Hanel-Torsch löst Gemeinderat Stephan Auer-Stüger als Parteichef ab, der das Amt erst 2019 übernommen hatte. Es handle sich aber um einen geordneten Wechsel, wird betont. Auer-Stüger habe die Partei nur vorübergehend führen wollen, um nach den Turbulenzen der vergangenen Jahre wieder Ruhe einkehren zu lassen. Gemeint sind damit die Zerwürfnisse rund um die bis Ende 2020 amtierende Bezirksvorsteherin Susanne Schaefer-Wiery, die wenige Monate vor der Wahl die SPÖ verlassen hatte.
Hacker tritt ab
Einen neuen Parteichef hat die SPÖ am Alsergrund bekommen. Bei der jüngsten Bezirkskonferenz wurde Marcus Gremel mit 85 Prozent gewählt. Der 38-jährige Gemeinderat und Kinder- und Familiensprecher löst einen prominenten Vorgänger ab: Gesundheitsstadtrat Peter Hacker, der die SPÖ Alsergrund seit 2019 führte. Mögliche interne Unstimmigkeiten als Ursache für den Wechsel werden SPÖ-intern dementiert. Neben seinem Job als Stadtrat, der die Corona-Krise zu managen habe, bleibe einfach zu wenig Zeit für die Parteiarbeit.
ÖVP-Bezirkswahlen
Auch bei der ÖVP gibt es Neuerungen. Nichts Geringeres als das Ende einer Ära steht etwa in Döbling an: Langzeit-Parteichef Adi Tiller – er ist seit 1977 im Amt – tritt nicht mehr an. Es übernimmt Bezirksvorsteher Daniel Resch. Eine Besonderheit. Denn üblicherweise trennen Parteien das Amt des Bezirksvorstehers und des -Parteichefs. Grund: Der Bezirksvorsteher soll sich so besser als „überparteilich“ präsentieren können. Zu den Ausnahmen zählen Georg Papai (SPÖ, Floridsdorf) und Markus Figl (ÖVP, Innere Stadt).
Der ÖVP-Bezirksparteitag in Döbling steht im November an. Schon im Oktober wird bei der ÖVP in Neubau gewählt. Dort stellt sich Christina Schlosser der Wiederwahl. Bekannt ist sie für ihren Kampf für den Erhalt der Schubertlinde – aber auch, weil sie nach der Wahl in einen ÖVP-internen Konflikt verwickelt war. Bei der Frage, welcher türkise Kandidat aus dem Wahlkreis in den Gemeinderat einziehen darf, kam es im Herbst zu einem öffentlich ausgetragenen Mandatsstreit.
Im Dezember kürt die ÖVP Liesing ihren Chef. Amtsinhaber Dominik Bertagnol tritt nicht mehr an, ihm folgt Gemeinderat Patrick Gasselich nach. Gasselich hat sich bei den Themen Gesundheit und Transparenz einen Namen gemacht – und soll die Bezirkspartei nun in ruhigere Zeiten führen.

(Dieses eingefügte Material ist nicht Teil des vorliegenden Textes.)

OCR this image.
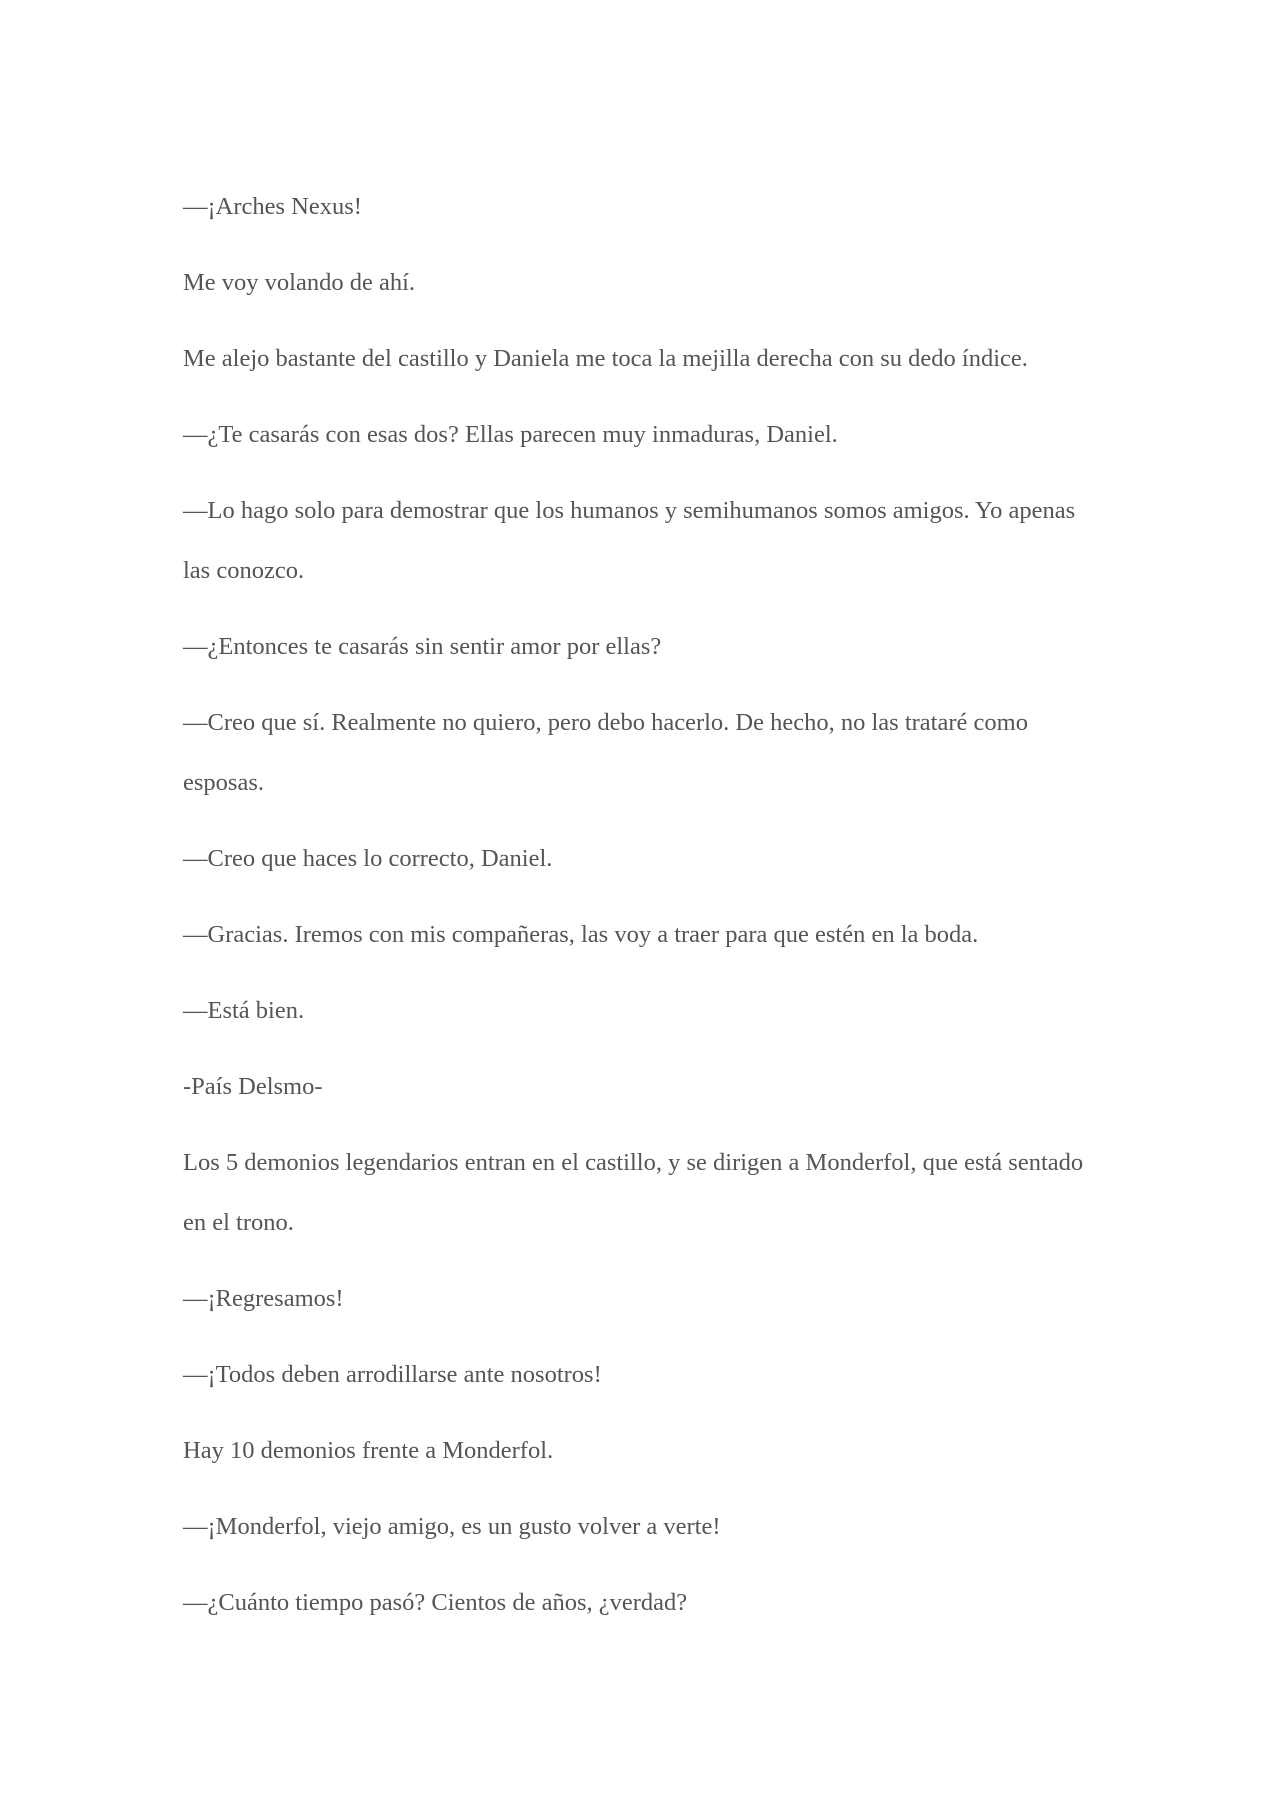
—¡Arches Nexus!

Me voy volando de ahí.

Me alejo bastante del castillo y Daniela me toca la mejilla derecha con su dedo índice.

—¿Te casarás con esas dos? Ellas parecen muy inmaduras, Daniel.

—Lo hago solo para demostrar que los humanos y semihumanos somos amigos. Yo apenas las conozco.

—¿Entonces te casarás sin sentir amor por ellas?

—Creo que sí. Realmente no quiero, pero debo hacerlo. De hecho, no las trataré como esposas.

—Creo que haces lo correcto, Daniel.

—Gracias. Iremos con mis compañeras, las voy a traer para que estén en la boda.

—Está bien.

-País Delsmo-

Los 5 demonios legendarios entran en el castillo, y se dirigen a Monderfol, que está sentado en el trono.

—¡Regresamos!

—¡Todos deben arrodillarse ante nosotros!

Hay 10 demonios frente a Monderfol.

—¡Monderfol, viejo amigo, es un gusto volver a verte!

—¿Cuánto tiempo pasó? Cientos de años, ¿verdad?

Zuletzt gab es an der Spitze mehrere – umstrittene– Wechsel, 2016 trat unter anderem deshalb Urgestein Ernst Paleta aus der ÖVP aus und sitzt seither mit eigener Liste im Bezirksparlament.
Parteitag verschoben
Konfliktträchtig geht es in der ÖVP Simmering zu. Der Parteitag wurde abgesagt und auf einen unbekannten Termin verschoben. Offiziell aus „organisatorischen Gründen“. Tatsächlich dürfte die Absage mit Parteichef Wolfgang Kieslich zu tun haben. Kieslich kam zuletzt in die Medien, weil er sich als einziger Wiener Gemeinderat nicht impfen lassen wolle, wie es hieß. Kieslich äußert sich auf KURIER-Anfrage nicht: „Ob ich mich impfen lasse, ist Privatsache.“
Unlängst gewählt hat die ÖVP ihre Chefs in der Brigittenau (Romana Deckenbauer) und in Penzing. Dort wurde Wolfgang Gerstl zum siebten Mal wiedergewählt. Er ist kein Unbekannter: Gerstl war türkiser Fraktionsführer im Ibiza-U-Ausschuss, bevor ihn Andreas Hanger ablöste.